Cullen Buie, professore associato del MIT, ha dichiarato che “uno studio recente suggerisce che ci potrebbe essere una gamma molto più ampia di batteri che producono elettricità. Quindi, uno strumento che permetta di sondare questi organismi, potrebbe essere molto più importante di quanto pensiamo”.
L’elettricità è prodotta in questi batteri, generando elettroni all’interno della cellula batterica, che vengono poi trasferiti attraverso la membrana cellulare da proteine canale. Questo processo è noto come trasferimento extracellulare di elettroni (EET).
I chip microfluidici e la dielettroforesi
Fino ad ora per misurare l’attività elettrochimica di questi batteri, si è ricorso alla coltivazione di grandi ammassi batterici e alla misura della loro EET. Oppure alla rottura della cellula al fine di isolare le proteine canale. Questi metodi però richiedo processi meticolosi e molto lunghi. Mentre lo studio di Buie è volto a cercare un metodo meno distruttivo e più efficace, per valutare l’attività elettrica dei batteri.
Buie ed il suo team hanno creato a questo proposito dei chip microfluidici, con dei piccoli canali a forma di clessidra, dove scorrono campioni piccolissimi di batteri (nell’ordine del microlitro). Applicando una tensione di corrente all’interno del canale, nella sezione più stretta della clessidra, il campo elettrico viene compresso. In questo modo si amplifica la sua forza, fino a 100 volte in più rispetto al resto del campo magnetico nel canale.
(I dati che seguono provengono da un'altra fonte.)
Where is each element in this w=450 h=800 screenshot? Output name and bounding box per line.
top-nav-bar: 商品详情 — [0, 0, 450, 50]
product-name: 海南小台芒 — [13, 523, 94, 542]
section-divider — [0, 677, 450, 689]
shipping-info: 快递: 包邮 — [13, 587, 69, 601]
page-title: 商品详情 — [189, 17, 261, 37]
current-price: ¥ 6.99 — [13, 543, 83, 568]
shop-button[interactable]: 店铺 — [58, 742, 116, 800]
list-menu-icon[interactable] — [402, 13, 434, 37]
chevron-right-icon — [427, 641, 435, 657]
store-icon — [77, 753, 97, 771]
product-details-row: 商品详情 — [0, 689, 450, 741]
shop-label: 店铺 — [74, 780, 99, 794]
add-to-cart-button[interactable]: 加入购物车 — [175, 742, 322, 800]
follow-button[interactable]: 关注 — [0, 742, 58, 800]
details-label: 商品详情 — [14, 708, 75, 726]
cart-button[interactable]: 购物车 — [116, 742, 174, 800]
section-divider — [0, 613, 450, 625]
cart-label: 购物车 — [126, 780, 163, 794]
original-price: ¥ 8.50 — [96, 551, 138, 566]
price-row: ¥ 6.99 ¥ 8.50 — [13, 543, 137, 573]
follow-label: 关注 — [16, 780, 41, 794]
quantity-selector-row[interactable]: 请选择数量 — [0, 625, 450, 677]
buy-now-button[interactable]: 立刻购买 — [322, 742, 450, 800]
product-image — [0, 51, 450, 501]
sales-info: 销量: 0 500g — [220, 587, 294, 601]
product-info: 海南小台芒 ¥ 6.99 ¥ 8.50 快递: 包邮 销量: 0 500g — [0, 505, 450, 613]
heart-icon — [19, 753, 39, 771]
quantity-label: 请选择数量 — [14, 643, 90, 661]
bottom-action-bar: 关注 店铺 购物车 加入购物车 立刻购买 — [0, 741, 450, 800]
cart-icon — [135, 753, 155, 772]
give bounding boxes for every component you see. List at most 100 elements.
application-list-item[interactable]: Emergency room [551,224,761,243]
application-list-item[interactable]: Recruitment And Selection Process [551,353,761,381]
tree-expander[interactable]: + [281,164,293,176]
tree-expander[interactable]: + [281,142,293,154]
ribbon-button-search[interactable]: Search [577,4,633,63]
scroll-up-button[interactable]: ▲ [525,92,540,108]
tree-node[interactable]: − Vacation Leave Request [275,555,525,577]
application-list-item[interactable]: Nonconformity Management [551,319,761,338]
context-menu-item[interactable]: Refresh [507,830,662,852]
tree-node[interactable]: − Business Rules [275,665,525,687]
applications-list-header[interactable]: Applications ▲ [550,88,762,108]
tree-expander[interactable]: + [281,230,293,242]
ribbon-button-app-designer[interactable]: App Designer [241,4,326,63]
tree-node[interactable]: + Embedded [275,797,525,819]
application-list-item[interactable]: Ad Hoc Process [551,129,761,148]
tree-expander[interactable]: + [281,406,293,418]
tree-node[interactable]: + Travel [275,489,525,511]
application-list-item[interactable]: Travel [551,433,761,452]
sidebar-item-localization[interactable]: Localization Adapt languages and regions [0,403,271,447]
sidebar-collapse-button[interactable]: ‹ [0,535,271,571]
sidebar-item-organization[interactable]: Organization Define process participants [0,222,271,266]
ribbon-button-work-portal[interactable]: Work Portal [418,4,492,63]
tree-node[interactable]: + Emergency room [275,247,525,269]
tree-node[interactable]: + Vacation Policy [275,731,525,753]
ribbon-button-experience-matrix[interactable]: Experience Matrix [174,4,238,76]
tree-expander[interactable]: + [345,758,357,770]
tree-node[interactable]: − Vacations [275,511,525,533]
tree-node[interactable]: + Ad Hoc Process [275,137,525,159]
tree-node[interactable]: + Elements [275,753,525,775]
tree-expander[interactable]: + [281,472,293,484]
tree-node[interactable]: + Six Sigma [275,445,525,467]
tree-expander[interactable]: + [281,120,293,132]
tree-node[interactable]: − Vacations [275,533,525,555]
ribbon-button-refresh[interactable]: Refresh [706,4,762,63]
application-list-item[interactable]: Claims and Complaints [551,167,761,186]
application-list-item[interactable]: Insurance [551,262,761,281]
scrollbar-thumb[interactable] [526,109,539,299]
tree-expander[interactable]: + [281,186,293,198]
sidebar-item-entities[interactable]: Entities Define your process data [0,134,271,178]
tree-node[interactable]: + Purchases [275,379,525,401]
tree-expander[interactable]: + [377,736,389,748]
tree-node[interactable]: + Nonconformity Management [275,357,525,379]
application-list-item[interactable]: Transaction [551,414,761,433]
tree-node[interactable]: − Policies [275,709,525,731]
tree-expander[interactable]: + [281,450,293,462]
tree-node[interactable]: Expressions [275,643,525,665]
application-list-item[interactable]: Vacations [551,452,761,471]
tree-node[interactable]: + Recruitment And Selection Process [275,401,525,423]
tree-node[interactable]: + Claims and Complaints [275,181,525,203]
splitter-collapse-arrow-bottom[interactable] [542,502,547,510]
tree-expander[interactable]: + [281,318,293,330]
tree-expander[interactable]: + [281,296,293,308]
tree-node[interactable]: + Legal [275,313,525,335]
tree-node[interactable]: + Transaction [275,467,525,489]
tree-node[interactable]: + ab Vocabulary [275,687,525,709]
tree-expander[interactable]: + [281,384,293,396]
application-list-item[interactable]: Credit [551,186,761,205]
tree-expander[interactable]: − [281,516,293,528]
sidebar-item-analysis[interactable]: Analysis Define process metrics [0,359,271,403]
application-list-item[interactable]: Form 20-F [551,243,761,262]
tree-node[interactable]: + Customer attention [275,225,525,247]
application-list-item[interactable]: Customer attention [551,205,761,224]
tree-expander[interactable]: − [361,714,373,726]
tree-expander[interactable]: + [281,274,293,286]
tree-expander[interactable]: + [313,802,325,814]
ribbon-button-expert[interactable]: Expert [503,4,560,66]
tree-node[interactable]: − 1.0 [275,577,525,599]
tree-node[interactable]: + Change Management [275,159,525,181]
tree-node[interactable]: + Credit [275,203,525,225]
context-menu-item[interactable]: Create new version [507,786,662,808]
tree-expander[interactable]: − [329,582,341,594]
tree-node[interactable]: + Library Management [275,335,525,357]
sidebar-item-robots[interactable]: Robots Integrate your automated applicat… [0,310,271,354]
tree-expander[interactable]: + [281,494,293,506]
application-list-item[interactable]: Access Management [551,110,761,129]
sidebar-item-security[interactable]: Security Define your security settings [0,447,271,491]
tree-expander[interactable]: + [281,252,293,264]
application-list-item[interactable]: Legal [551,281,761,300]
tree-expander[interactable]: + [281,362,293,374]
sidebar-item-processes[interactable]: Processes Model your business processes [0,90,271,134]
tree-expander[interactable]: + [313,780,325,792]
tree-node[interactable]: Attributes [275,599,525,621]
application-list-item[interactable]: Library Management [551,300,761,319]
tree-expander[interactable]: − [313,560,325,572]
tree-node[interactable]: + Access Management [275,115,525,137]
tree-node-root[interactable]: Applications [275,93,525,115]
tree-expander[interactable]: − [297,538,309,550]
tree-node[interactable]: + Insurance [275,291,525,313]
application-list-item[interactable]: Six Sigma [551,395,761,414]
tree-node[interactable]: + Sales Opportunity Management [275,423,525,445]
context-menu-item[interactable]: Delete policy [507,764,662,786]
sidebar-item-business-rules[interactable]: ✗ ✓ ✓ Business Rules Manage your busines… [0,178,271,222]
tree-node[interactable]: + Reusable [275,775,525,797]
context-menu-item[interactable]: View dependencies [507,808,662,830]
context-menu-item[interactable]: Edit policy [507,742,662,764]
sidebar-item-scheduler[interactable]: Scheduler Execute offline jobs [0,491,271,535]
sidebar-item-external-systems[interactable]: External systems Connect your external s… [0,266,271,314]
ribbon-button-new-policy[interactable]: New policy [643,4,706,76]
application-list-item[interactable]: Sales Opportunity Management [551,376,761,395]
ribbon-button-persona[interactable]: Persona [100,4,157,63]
In questo modo si crea un gradiente nel campo elettrico, che da vita ad un fenomeno conosciuto come dielettroforesi. Si tratta di una forza in grado di spingere la cellula in direzione opposta al movimento dato dal suo campo elettrico. Di conseguenza, con la dielettroforesi, si può spingere o arrestare una cellula, a seconda della diversa tensione applicata e delle proprietà della superficie della cellula.
Buie ed il suo team hanno fino ad ora utilizzato la dielettroforesi per catalogare, in modo veloce, i batteri in base alla loro dimensione e specie. Si sono poi invece interrogati sulla possibilità di utilizzare questa tecnica per indagare sulle proprietà elettriche dei batteri.
La dielettroforesi per lo studio dell’attività elettrica dei batteri
In questo nuovo studio quindi, i ricercatori hanno utilizzato la tecnica microfluidica per confrontare ceppi diversi di batteri con attività elettrochimica nota, per verificare se vi fosse una correlazione tra la capacità elettrica dei batteri ed il loro comportamento se sottoposti a dielettroforesi.
Utilizzando diverse tensioni per indurre la dielettroforesi su ogni campione batterico, e mediante l’uso di una tecnica nota come velocimetria dell’imagine, i ricercatori hanno osservato il diverso comportamento delle cellule batteriche durante la dielettroforesi. Alcuni ceppi batterici sono stati respinti o bloccati, già a basse tensioni, altri a tensioni più alte e sono state annotate le tensioni di blocco per ogni ceppo. Attraverso una simulazione computerizzata, i ricercatori hanno calcolato la polarizzabilità della cellula batterica. Ovvero quanto sia in grado una cellula di creare dipoli elettrici in risposta all’applicazione di un campo elettrico esterno.
Dai risultati degli esperimenti, è emerso che i batteri con tendenza ad una polarizzazione più alta, erano anche quelli con attività elettrica più alta. Concludendo quindi che l’analisi della polarizzabilità delle cellule batteriche, può essere usata come metodo di analisi per individuare batteri con capacità elettriche. Inoltre questo metodo può rivelarsi più efficiente, veloce e meno distruttivo di quelli sinora utilizzati.
Energie pulite, biocarburanti e biorisanamento
Per il momento Wang e Buie, i due ricercatori principali, stanno testando questo metodo su nuovi ceppi di cui non si conosce la capacità di produrre elettricità. Se li test daranno esito positivo, comparandoli con quelli tradizionali, si otterrebbero nuove prove a sostegno degli studi di Buie e Wang.
Inoltre questa tecnica può avere un’applicazione più ampia, nella generazione di energia pulita e per la produzione di biocarburanti e nel biorisanamento.